Richard Hofstadter, the distinguished historian and twice winner of the Pulitzer Prize, brilliantly assesses the ideas and contributions of the three major American interpretive historians of the twentieth century: Frederick Jackson Turner, Charles A. Beard and V.L. Parrington. These men, whose views of history were shaped in large part by the political battles of the Progressive era, provided the Progressive movement with a usable past and the American liberal mind with a historical tradition. The Progressive Historians is at once a critique of historical thought during this decisive period of American development and an account of how these three writers led American historians into the controversial political world of the twentieth century.

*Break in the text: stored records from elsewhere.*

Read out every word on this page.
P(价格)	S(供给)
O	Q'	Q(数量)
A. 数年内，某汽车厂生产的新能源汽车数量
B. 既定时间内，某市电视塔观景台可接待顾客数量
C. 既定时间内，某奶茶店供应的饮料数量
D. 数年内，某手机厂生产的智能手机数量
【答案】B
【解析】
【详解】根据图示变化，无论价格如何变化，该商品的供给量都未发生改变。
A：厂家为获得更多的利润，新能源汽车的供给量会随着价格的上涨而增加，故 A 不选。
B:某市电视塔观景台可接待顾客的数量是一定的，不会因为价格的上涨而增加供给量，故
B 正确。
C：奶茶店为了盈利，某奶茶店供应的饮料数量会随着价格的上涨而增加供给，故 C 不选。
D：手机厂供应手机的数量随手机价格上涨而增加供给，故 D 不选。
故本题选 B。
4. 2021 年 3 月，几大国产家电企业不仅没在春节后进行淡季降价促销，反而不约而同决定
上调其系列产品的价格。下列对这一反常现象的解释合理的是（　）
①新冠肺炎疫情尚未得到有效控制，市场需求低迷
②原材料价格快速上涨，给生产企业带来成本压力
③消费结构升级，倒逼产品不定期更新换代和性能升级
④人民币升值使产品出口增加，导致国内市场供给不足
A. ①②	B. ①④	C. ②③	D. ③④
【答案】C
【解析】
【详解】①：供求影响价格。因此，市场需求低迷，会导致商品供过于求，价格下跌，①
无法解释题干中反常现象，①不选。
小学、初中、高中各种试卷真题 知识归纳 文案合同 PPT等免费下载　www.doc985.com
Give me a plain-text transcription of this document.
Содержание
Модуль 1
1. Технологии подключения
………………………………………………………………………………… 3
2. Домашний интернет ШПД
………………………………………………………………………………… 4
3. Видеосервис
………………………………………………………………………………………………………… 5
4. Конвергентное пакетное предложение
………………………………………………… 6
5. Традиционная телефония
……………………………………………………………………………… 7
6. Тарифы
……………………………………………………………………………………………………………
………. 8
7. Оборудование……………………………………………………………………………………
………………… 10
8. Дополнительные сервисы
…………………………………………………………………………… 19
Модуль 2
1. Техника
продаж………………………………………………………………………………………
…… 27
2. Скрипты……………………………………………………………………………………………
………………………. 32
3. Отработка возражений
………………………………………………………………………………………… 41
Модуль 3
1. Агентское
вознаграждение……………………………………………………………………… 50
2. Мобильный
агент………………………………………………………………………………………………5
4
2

Turner, in developing his idea that American democracy is the outcome of the experience of frontier expansion and the settlement of the West, introduced his fellow historians to a set of new concepts and methods, and in doing so doing re-drew the guidelines of American historiography. Beard insisted upon the elitist origins of the Constitution, crusaded for the economic interpretation of history, and ultimately staked his historical reputation on an isolationist view of recent American foreign policy. Parrington emphasized the moral and social functions of literature, and read the history of literature as a history of the national political mind.
In recent years, the tide has run against the Progressive historians, as one specialist after another has taken issue with their interpretations. The movement of contemporary historical thought has led to a rediscovery of the complexity of the American past. Although he cannot share the faith of the Progressive historians in the sufficiency of American liberalism as a guide to the modern world, Richard Hofstadter believes we have much to learn about ourselves from a reconsideration of their insights.
RICHARD HOFSTADTER, Professor of American history at Columbia University, was born in Buffalo, New York, in 1916. He received his B.A. from the University of Buffalo, and his M.A. and Ph.D. from Columbia University. He taught at the University of Maryland from 1942 until 1946, when he joined the history department of Columbia University. He has lectured widely at colleges and universities in the United States and Great Britain. In 1955 he gave the Commonwealth Fund Lectures at University College, London, and in 1958-9 he served as Pitt Professor of American History and Institutions at Cambridge.